Je voudrais d'abord ouvrir une parenthèse pour donner une illustration du fonctionnement du cerveau humain en général. Diverses expériences de sectes ont été étudiées aux Etats-Unis. Quand une date est fixée pour l'occurrence d'un événement et quand la date fixée passe sans la réalisation de l'événement, une minorité d'adeptes quitte la secte n'ayant plus la foi. Mais la grande majorité montre un zèle encore plus fervent pour expliquer la non occurrence de l'événement. Elle commence alors à prêcher la foi à l'extérieur, en insistant sur les raisons qui ont fait que l'événement attendu n'a pas eu lieu. Une façon de se convaincre qu'elle ne s'est pas leurrée. Ajoutez à cela qu'un mensonge cent fois répété devient une vérité. Ceci vous permet de réfléchir sur le phénomène sectaire qui s'est développé il y a 2000 ans.

Des spécialistes se sont penchés sur le phénomène messianique et ont élaboré de nombreux ouvrages et autant de théories, qu'ils se sont empressés aussitôt de réfuter. Même Freud a essayé d'échafauder une théorie qui ne tient pas la route. Récemment, j'ai lu un article parlant d'un congrès de psychiatres qui auraient déceler une épilepsie particulière génératrice de mysticisme. Mais le nombre de sujets examinés n'était pas significatif…Bien sûr, Gershom Sholem a émis l'hypothèse que Shabetay Zvi aurait été maniaco-dépressif; soit! En fait le phénomène messianique est aléatoire et non prévisible et sur la soixantaine de cas que j'ai étudiés, on ne peut tirer aucune théorie ni faire des extrapolations.

Le mieux c'est d'aller aux sources du mot en hébreu, puis de se laisser guider par le cours des faits historiques.

LE MESSIE BIBLIQUE

Mashiah' en hébreu est l'oint, de la racine mashah' qui signifie enduire d'huile d'olive, oindre, mais aussi mesurer avec un cordeau, ce qui implique, dans les deux sens du mot, un mouvement de va et vient, sans doute pour trouver la bonne mesure. On avait l'habitude de consacrer par l'huile des objets, stèle, bouclier, puis des hommes, prêtres, prophètes et surtout des rois. C'était une manière de relier l'objet ou l'homme consacré à une instance supérieure. Comme l'onction était faite avec de l'huile shemen, mais pas n'importe laquelle, l'huile d'olive, zayit, qui signifie "ceci est le signe", il faut aller un peu plus loin sur le plan de l'analyse sémiologique. La friction de la tête avec "shemen" facilite une relation entre le divin et les hommes, par l'intermédiaire de celui qui est frictionné. Celui-ci reçoit une lumière ou une connaissance qu'il transmet (c'est le noun de shemen), et il doit assurer un équilibre difficile entre le feu de la rigueur (c'est le shin de shemen) et l'eau de la miséricorde (c'est le mém de shemen). Un chef consacré par l'huile doit maintenir cet équilibre précaire entre l'eau et le feu. Il doit être un peu géomètre.
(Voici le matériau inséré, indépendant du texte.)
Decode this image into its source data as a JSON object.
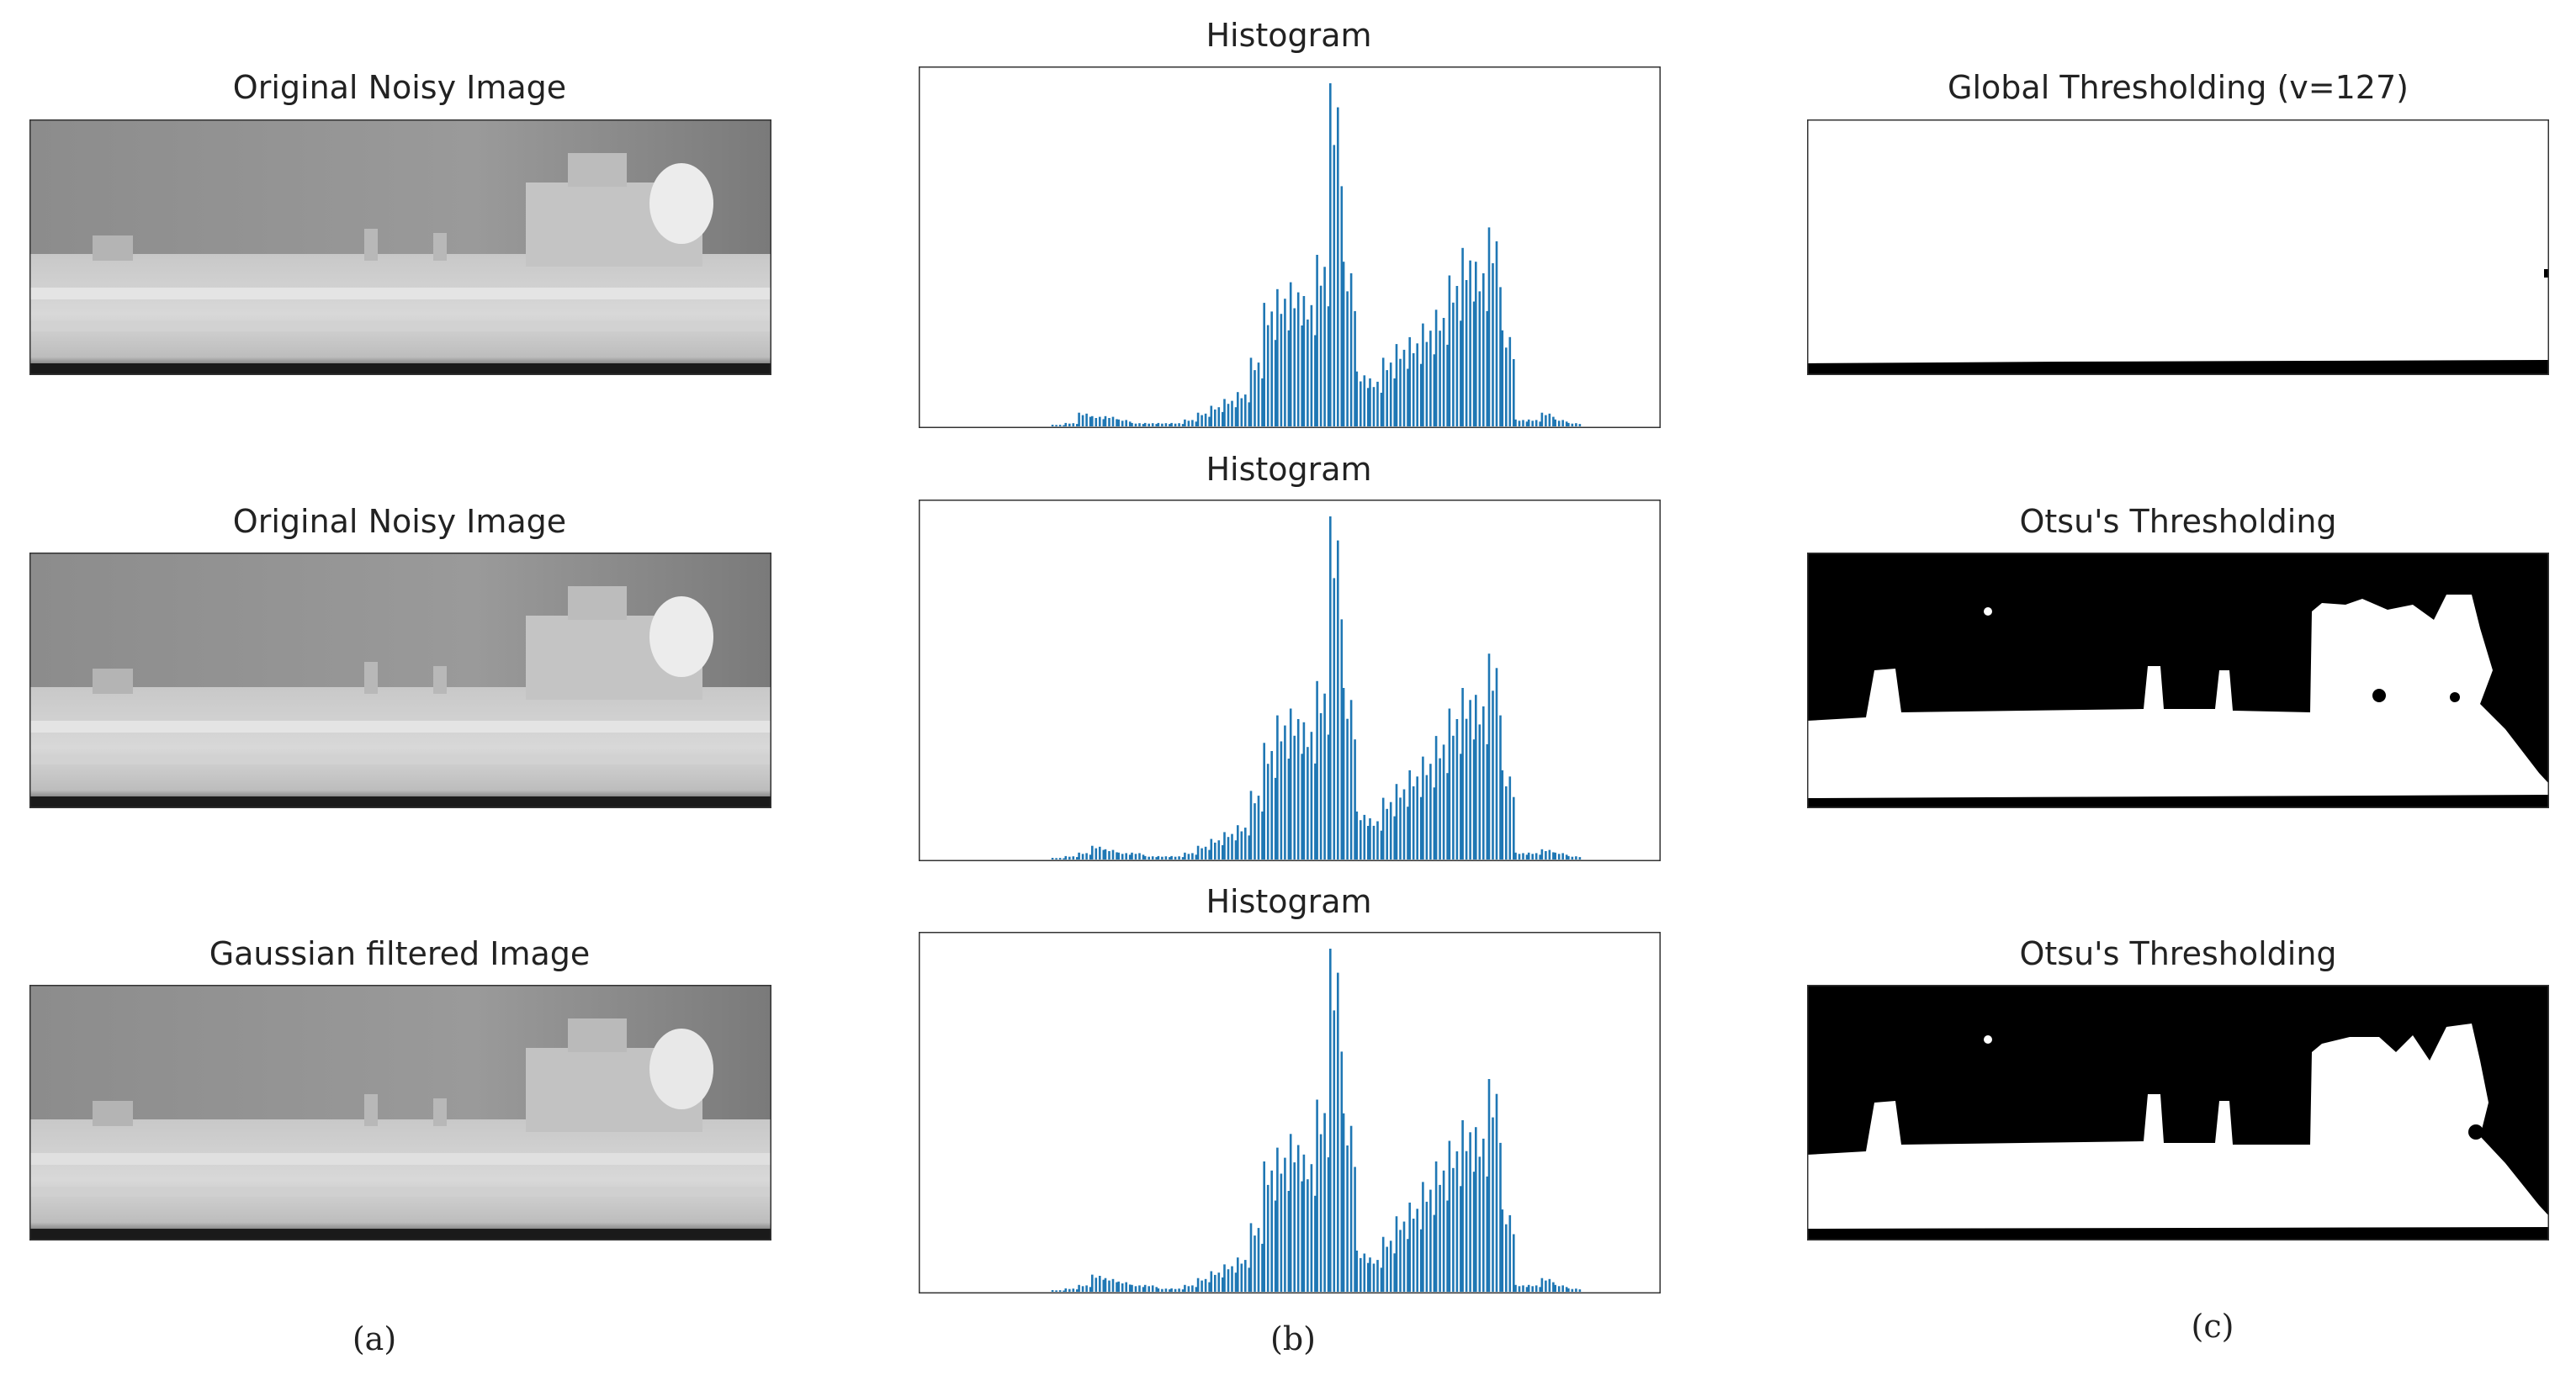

Mashiah' peut se lire aussi "shem h'ay", le nom vivant, shem, le nom est une association entre le feu et l'eau qui est vivante quand elle est équilibrée. Sur le plan de la guématria, Mashiah' est aussi équivalent à serpent, et si on ajoute l'unité on obtient Satan! Les deux notions sont proches. On peut donc comprendre que s'il y a deséquilibre entre le feu et l'eau ou s'il y a exagération d'un côté comme de l'autre, on bascule dans le domaine démoniaque. Il en est de même si on considère "mashyah" comme l'unité, ou comme D.

La Bible

À aucun moment l'Écriture ne mentionne de "messie eschatologique" et elle est d'une grande clarté sur ce sujet. D'un côté "celui qui sauve" est D., et exceptionnellement un envoyé, Moïse ou un ange. D'un autre côté, celui qui est oint ou "mashiah'" est généralement un roi. D'inspiration divine, le roi-oint doit mener son peuple à la paix, même s'il est obligé de passer par la guerre. Le prototype de ce roi est David.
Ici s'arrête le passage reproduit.